Step 2. If $E$ is a sentence symbol or a symbol $T_{n}$ then this is the root of the tree, stop(+).

Step 3. Search for the first right parenthesis, if there is no, stop(-). Search for the rightmost left parenthesis that is to the left of the found right parenthesis. If there is no, stop(-). Therefore, $E=...(\alpha)...$ where $\alpha$ has no parentheses in it. Increase $n$ by 1, set $T_{n}=(\alpha)$ , form a vertex $T_{n}$ , and substitute $T_{n}$ for $(\alpha)$ in $E$ . If $\alpha=\neg A_{i}$ then form a leaf with $A_{i}$ and set its parent to $T_{n}$ , if $\alpha=T_{k}$ for some $k<n$ , then set the vertex $T_{k}$ created earlier as the only child of $T_{n}$ , if $\alpha=\beta\square\gamma$ , where each of $\beta$ and $\gamma$ is a sentence symbol or $T_{k}$ for some $k<n$ , then form new vertices corresponding to sentence symbols if necessary and set vertices corresponding to $\beta$ and $\gamma$ as children of $T_{n}$ , otherwise stop(-). Go to Step 2.

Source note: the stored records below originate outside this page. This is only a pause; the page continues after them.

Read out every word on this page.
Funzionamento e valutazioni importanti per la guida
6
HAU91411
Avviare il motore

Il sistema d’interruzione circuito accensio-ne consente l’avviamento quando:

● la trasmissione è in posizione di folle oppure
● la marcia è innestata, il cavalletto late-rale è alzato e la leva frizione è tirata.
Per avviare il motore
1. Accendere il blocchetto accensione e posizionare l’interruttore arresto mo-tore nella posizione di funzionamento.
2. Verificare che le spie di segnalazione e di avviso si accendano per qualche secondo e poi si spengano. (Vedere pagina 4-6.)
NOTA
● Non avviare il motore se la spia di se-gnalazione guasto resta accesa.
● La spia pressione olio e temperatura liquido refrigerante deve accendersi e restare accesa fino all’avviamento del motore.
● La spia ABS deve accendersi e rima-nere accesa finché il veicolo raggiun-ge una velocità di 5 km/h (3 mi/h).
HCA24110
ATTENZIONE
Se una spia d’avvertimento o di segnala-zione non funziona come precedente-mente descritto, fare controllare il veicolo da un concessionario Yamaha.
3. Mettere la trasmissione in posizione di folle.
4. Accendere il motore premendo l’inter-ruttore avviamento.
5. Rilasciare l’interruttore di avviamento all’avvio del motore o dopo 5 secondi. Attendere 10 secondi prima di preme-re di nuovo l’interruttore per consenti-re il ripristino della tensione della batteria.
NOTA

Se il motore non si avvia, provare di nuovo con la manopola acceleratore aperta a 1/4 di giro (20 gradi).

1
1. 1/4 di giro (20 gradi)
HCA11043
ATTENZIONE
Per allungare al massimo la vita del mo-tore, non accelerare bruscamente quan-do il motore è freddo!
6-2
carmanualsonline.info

stop(+): the tree is formed, recursively substitute translations $T_{i}$ ’s into their parents

stop(-): the tree cannot be formed

Example: $((A\wedge(\neg B))\rightarrow(C\vee D))$ .

$E$	$\alpha$	$T_{n}$	children of $T_{n}$
$((A\wedge(\neg B))\rightarrow(C\vee D))$	$\neg B$	$T_{1}=(\neg B)$	$B$
$((A\wedge T_{1})\rightarrow(C\vee D))$	$A\wedge T_{1}$	$T_{2}=(A\wedge T_{1})$	$A$ , $T_{1}$
$(T_{2}\rightarrow(C\vee D))$	$C\vee D$	$T_{3}=(C\vee D)$	$C$ , $D$
$(T_{2}\rightarrow T_{3})$	$T_{2}\rightarrow T_{3}$	$T_{4}=(T_{2}\rightarrow T_{3})$	$T_{2}$ , $T_{3}$
$T_{4}$

After substituting all $T_{i}$ ’s, the tree formed is as follows: $T_{4}=((A\wedge(\neg B))\rightarrow(C\vee D))\rightrightarrows$ [$T_{2}=(A\wedge(\neg B))\rightrightarrows$ [$A$ ][$T_{1}=(\neg B)\rightrightarrows$ [$B$ ]]][$T_{3}=(C\vee D)\rightrightarrows$ [$C$ ][$D$ ]].